Bringing the destination to departures
According to a 2016 Expedia survey, more than 75% of consumers say that the most important part of travelling is exploring the authentic culture of the destination. It seems that major airports, aware that they are the first and last impression that a visitor gets of a city, are acknowledging the widespread rejection of characterless suburban shopping centres in favour of more unique shopping experiences. As a result, we’re seeing airport retailers focus on delivering a unique sense of place.
The recently renovated Tom Bradley terminal at LAX is a great example of how retail design can connect the connect the outside world with the departures lounge. Thanks to a huge immersive multimedia system, the terminal attempts to “bring back the romance, magic, and wonder of travel”.
Experiential retail meets airports
Interactivity with products is also becoming a priority in airport retail and exhibition design, with electronics retailers even requesting airports increase their WiFi bandwidth to facilitate demonstrations of smart home devices. Presented with a hungry captive audience, food and beverage retailers are also thinking of new ways to show off heritage products. This summer, Hennessy V.S.O.P anniversary leveraged the popularity of experiential retail to celebrate the brand’s 200th anniversary. Featuring cocktail carts, demonstrations and plenty of free tastings, their activation experience allowed travellers an exclusive brand experience.
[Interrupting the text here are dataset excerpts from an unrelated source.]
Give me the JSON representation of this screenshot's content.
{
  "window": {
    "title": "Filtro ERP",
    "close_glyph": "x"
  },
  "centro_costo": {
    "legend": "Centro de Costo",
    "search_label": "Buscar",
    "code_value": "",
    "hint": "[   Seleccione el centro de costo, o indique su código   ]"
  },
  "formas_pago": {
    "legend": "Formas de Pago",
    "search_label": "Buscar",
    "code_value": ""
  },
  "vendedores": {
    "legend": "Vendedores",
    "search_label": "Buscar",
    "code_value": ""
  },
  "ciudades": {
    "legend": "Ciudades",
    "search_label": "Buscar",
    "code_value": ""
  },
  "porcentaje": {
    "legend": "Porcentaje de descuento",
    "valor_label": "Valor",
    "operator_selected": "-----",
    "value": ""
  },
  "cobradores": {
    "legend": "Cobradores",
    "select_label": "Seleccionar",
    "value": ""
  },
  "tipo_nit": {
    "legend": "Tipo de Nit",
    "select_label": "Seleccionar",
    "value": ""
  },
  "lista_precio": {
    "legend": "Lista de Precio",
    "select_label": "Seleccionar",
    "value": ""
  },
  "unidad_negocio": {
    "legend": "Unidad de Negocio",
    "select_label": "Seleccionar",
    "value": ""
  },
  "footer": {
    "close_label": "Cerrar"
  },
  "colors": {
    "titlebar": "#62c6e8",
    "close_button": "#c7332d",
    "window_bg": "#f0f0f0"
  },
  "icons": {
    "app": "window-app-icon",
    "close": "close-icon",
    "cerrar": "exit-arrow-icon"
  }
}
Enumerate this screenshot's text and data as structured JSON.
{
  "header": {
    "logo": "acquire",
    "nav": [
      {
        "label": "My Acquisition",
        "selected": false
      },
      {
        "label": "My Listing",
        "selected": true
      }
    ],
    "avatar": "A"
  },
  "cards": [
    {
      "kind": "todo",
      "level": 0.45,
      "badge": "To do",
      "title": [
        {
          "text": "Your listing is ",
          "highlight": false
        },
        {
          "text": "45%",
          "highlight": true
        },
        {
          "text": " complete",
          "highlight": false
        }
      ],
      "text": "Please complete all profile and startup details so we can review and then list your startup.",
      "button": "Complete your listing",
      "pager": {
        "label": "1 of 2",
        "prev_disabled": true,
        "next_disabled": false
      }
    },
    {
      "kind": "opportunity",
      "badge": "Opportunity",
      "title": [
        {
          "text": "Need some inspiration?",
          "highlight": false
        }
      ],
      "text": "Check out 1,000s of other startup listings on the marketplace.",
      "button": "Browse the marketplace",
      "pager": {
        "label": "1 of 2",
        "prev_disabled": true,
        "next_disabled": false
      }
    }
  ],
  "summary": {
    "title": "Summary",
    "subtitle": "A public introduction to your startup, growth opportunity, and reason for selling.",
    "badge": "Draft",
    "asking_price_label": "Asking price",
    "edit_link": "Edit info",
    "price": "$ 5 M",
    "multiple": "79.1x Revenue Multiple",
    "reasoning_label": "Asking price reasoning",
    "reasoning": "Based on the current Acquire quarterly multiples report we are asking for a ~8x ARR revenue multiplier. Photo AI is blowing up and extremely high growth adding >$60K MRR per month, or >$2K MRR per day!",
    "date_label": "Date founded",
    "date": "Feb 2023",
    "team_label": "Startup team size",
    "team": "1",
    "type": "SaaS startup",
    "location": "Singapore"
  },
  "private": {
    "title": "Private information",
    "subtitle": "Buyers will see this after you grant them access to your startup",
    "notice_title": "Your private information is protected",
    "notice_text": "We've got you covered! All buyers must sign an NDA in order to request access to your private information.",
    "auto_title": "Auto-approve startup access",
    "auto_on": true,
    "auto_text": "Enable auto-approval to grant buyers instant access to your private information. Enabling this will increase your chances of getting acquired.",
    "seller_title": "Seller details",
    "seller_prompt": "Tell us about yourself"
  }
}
Pop-ups and events are becoming a more common sight in airport terminals too. Designed to deliver a unique retail experience, the rotating line up of brands on offer serves to give first time visitors the impression that they’re visiting an actual destination, and frequent fliers a feeling of novelty. That was certainly the case with electronic retailer Capi’s pop-up barbershop at Copenhagen airport, which offered travellers the chance to get an in-store shave and styling advice.
The future of airport tech
Airport retailers are already deploying tech to make the retail and exhibition design more engaging for customers, with some now using interactive signage that delivers information about each product to customers.
But the most interesting technology in airport retail may be the stuff you can’t see. Take Amazon’s “shopping like stealing”. It’s only a matter time before this shopping experience is introduced to airports for time-strapped travellers. When it does, it won’t just reduce friction in the purchase process, but also enable retailers to increase the visual appeal of product displays. By allowing customers to scan the product and then collect it from the POS, airport retailers can move away from the traditional chaotic warehouse-like displays.
The bottom line is that consumers are increasingly coming to expect an experience that resembles the cutting edge urban retail experiences that they’ve become used to. And airports are listening. The standard of design across the entire airport footprint is rising, with travellers now enjoying the buzz of pop-up shops, activation experiences, and interactive tech.